Caletta. There’s a rustic elegance to this eight-stool lounge tucked behind Bastia, with grand windows and doors that fling out onto a leafy, very un-Fishtown patio and pool. As time goes by, expect a piano bar featuring both local and visiting musicians.
Chef Tyler Akin’s small-plate menu, informed by Sardinia and southern Italy, includes Italian sturgeon caviar with pane carasau and a colatura-cured egg yolk in a fines herbes salad; a burger with grass-fed bavette, roasted tomato, balsamic aioli, and Perrystead Moonrise cheese; and rib eye spiedini with walnut pesto and grilled radicchio.
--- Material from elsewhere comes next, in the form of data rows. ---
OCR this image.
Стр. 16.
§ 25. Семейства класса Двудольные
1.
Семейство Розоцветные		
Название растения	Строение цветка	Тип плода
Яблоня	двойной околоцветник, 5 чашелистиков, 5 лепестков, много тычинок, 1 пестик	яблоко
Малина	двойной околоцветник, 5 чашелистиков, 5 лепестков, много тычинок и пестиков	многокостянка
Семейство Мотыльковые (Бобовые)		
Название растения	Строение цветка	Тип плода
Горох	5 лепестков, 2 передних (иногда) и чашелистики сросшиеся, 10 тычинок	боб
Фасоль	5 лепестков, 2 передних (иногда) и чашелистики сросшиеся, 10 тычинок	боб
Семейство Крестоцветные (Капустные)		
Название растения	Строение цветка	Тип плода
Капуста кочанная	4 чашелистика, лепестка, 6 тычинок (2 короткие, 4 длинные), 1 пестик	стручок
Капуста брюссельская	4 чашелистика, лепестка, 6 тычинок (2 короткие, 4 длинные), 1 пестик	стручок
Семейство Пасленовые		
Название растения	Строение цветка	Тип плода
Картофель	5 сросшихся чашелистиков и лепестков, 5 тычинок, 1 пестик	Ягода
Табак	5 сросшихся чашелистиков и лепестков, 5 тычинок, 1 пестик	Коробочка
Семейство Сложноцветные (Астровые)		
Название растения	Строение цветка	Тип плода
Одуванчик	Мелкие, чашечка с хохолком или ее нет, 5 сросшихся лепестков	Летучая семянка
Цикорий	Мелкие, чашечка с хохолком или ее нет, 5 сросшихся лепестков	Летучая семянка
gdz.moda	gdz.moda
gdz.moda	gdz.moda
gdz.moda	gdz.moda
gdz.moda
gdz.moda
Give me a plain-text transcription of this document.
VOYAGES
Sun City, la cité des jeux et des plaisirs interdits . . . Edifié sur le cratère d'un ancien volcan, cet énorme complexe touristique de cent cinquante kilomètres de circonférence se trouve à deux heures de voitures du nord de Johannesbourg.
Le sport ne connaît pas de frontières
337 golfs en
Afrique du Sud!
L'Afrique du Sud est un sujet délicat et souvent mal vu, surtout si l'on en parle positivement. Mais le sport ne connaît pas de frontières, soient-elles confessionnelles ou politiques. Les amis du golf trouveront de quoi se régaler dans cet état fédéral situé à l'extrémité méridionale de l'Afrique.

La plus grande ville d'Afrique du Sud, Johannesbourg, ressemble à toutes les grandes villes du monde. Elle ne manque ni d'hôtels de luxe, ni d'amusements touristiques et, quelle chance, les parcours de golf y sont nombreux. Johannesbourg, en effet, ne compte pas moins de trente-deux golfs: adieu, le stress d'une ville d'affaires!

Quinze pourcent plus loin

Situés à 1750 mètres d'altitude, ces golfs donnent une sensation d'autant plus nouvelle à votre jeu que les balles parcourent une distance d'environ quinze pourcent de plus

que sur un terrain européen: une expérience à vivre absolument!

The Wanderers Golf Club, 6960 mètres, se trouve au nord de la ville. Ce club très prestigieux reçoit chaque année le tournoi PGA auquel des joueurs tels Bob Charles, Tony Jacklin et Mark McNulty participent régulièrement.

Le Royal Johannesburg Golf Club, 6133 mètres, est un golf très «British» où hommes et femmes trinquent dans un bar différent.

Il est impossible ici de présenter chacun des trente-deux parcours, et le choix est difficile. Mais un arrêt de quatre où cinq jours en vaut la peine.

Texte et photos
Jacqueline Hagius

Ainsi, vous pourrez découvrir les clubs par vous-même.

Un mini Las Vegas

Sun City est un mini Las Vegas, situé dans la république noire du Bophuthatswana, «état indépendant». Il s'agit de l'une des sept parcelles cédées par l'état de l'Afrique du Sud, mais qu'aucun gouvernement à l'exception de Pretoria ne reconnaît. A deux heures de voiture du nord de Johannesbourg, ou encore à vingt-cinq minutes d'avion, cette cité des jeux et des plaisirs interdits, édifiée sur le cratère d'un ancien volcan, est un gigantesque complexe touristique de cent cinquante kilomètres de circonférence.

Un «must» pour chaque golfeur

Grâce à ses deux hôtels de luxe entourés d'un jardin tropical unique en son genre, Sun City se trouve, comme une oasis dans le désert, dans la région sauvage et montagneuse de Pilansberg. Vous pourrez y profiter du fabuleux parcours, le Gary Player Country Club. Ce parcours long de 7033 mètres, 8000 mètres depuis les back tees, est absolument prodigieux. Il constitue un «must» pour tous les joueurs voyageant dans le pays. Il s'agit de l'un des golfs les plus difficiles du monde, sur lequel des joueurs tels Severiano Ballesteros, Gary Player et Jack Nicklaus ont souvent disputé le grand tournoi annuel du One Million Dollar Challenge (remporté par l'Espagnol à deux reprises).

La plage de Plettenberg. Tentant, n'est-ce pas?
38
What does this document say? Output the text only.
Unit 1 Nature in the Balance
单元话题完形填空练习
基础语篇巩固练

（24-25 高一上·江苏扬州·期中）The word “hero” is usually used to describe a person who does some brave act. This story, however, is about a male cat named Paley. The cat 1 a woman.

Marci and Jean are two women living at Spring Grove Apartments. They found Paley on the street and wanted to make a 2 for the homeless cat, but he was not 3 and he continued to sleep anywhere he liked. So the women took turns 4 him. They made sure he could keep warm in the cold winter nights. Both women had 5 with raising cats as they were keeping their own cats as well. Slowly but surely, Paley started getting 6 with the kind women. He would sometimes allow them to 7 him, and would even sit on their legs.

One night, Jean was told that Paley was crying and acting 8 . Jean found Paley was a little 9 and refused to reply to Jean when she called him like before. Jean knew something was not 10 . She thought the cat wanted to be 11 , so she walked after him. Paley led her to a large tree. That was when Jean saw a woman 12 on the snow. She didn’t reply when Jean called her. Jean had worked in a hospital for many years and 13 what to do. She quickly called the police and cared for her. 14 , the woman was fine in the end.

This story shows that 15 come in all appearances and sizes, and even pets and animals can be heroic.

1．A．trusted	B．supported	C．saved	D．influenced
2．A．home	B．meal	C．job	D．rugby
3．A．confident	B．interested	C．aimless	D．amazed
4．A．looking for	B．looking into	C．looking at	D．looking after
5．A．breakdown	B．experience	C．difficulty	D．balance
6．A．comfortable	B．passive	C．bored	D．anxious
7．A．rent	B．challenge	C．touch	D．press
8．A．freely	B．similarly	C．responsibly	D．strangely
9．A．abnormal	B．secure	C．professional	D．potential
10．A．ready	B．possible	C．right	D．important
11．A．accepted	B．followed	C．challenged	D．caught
Beverage director Benjamin Kirk’s drinks list is ambitious. Cicero Can’t Hang has honeynut squash and turmeric leaf-infused genever, aquavit, creme de cacao, L’Herboriste tea, amari, bitter honey simple syrup, and lemon. Saturn Descent mixes Amaro Pasubio, St. George aged rye gin, yuzu sake, a pomegranate and umeboshi cordial, Mirto (a myrtle liqueur), shiso, and BBQ bitters. Drinks are $18 to $22. There is a decent nonalcoholic list, too.
Caletta at Hotel Anna & Bel, 1401 E. Susquehanna Ave. Hours: 4 to 11 p.m. Thursday to Saturday (walk-in only). Bastia’s hours: 5 to 10 p.m. Wednesday to Saturday, 5 to 9 p.m. Sunday.